Bangkok is the capital and most populous city of Thailand. The has a population of over 8 million, or 12.6 percent of the country’s population. Over 14 million people (22.2 percent) live within the surrounding Bangkok Metropolitan Region, making Bangkok an extreme primate city, significantly dwarfing Thailand’s other urban centres in terms of importance.
Located in the heart of Rattanakosin Island, also known as the Old City of Bangkok, this community has a comparatively long history dating back to the reign of King Rama III (1824 – 1851). Locals from the surrounding neighborhoods know the “Nang Leong Community” as a place where one can find the finest local cuisines inside its crisscrossing alleyways. Almost as old as Bangkok itself, it has rich and complex multi-ethnic settlements. The community has gone through many phases of transformation beginning with the city’s expansion toward the outer wall of Bangkok in the late 1850s, the construction of the city’s first tram line making the community an attraction on the city’s spine, and the building of many shop houses after the Second World War. The three decades following that last phase of development saw a famous street food market, temple, theatre, Bangkok’s premier commercial college, national library, and the racecourse built in the community, drawing the largest urban settlement in the community’s history.

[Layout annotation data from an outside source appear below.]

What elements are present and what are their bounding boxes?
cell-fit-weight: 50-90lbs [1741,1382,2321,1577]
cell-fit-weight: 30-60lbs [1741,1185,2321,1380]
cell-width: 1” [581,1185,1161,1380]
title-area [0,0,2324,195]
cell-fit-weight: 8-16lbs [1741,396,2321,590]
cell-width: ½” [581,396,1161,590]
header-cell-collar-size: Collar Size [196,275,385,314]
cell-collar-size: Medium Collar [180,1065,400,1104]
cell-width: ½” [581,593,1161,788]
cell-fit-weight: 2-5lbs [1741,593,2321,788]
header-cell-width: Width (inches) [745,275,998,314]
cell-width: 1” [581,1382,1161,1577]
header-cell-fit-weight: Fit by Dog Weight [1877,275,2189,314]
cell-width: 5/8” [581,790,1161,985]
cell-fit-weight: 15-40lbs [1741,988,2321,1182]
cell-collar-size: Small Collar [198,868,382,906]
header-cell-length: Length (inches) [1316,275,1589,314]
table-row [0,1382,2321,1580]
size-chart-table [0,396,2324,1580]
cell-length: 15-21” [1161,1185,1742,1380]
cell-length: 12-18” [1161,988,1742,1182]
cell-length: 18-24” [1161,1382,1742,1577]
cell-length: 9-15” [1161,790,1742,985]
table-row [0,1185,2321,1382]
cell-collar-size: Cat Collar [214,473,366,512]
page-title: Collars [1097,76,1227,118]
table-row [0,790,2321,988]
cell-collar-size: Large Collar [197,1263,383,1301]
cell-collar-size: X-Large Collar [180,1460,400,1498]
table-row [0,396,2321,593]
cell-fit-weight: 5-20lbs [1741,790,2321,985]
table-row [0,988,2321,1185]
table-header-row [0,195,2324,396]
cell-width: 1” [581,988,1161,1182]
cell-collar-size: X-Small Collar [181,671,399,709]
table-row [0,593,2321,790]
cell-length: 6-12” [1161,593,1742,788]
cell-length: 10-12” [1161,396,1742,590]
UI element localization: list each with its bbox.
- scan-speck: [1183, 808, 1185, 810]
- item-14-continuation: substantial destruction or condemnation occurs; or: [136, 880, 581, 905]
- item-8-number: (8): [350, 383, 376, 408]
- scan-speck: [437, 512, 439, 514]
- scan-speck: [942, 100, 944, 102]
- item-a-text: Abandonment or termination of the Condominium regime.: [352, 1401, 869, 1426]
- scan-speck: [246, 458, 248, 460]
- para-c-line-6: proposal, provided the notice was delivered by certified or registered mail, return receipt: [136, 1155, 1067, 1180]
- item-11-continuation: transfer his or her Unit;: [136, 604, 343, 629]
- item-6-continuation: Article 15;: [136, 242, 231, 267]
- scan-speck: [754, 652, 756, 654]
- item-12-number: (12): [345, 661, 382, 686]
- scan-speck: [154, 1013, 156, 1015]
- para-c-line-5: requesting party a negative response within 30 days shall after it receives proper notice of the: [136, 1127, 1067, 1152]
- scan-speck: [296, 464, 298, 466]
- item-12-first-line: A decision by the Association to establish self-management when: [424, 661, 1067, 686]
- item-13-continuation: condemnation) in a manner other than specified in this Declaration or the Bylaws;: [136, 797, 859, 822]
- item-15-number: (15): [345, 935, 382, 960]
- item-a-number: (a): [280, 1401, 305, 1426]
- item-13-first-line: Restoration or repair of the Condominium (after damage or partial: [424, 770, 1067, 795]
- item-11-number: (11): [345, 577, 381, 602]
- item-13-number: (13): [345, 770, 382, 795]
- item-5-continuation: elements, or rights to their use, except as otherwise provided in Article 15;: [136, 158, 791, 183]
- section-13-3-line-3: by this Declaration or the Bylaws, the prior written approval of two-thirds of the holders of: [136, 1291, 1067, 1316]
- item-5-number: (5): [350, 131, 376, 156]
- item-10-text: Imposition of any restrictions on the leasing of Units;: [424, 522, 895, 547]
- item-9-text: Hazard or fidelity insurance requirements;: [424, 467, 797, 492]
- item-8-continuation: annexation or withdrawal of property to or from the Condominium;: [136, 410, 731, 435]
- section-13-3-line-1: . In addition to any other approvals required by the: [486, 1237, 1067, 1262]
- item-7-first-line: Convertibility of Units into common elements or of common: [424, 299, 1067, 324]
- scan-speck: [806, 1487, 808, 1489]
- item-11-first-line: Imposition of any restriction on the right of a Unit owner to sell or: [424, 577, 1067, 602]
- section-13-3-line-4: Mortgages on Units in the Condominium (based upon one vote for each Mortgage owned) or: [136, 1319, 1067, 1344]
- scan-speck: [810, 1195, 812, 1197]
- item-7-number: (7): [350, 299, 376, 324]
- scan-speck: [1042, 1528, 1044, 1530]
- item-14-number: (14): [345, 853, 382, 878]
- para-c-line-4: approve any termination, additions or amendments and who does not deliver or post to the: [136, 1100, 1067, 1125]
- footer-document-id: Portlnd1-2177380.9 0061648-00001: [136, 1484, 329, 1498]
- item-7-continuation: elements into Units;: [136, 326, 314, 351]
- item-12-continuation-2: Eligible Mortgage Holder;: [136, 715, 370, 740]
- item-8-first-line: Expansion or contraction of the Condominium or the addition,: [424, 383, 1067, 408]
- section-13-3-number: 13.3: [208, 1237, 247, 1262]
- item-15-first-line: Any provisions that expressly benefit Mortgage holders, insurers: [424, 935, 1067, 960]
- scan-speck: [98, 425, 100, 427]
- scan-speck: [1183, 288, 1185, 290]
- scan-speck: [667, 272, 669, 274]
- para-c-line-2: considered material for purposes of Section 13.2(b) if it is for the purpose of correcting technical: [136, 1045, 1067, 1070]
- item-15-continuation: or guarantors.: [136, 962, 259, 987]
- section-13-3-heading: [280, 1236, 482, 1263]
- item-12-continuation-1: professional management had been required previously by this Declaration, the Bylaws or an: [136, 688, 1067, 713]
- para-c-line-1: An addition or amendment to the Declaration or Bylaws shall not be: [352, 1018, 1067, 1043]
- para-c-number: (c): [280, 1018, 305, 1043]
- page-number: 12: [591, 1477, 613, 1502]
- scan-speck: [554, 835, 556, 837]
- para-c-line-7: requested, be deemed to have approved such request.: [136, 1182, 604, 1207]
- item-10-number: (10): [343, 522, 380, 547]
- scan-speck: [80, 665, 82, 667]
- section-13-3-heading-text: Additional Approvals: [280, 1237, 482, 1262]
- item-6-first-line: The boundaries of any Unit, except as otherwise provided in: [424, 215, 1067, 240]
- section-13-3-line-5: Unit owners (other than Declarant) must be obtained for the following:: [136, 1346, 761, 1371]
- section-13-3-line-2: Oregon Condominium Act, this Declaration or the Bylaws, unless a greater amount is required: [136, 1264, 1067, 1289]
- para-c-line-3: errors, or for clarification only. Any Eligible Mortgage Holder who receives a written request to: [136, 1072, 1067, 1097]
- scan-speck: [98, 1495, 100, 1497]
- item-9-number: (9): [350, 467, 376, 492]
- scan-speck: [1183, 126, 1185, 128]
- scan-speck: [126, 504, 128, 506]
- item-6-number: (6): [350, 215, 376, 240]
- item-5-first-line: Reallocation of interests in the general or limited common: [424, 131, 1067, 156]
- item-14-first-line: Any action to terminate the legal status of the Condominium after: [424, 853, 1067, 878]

Today, the community is facing a trilemma similar to many emerging “global” cities. Similar to what is happening throughout low-rise neighborhoods in the inner city of Bangkok, it is facing pressure from the Crown Property Bureau, the de jure owner of the land on which the community is located, to not only “beautify” but also to “renew” itself in order to yield more profit. Factors constituting to this trilemma include pressure to be developed into high profit-margin project with the arrival of the newly constructed metro system that will connect the city to the rest of Bangkok. The old community’s concern over the loss of community identity and therefore its commercial uniqueness, and anxiety over the non-local residents moving into the area.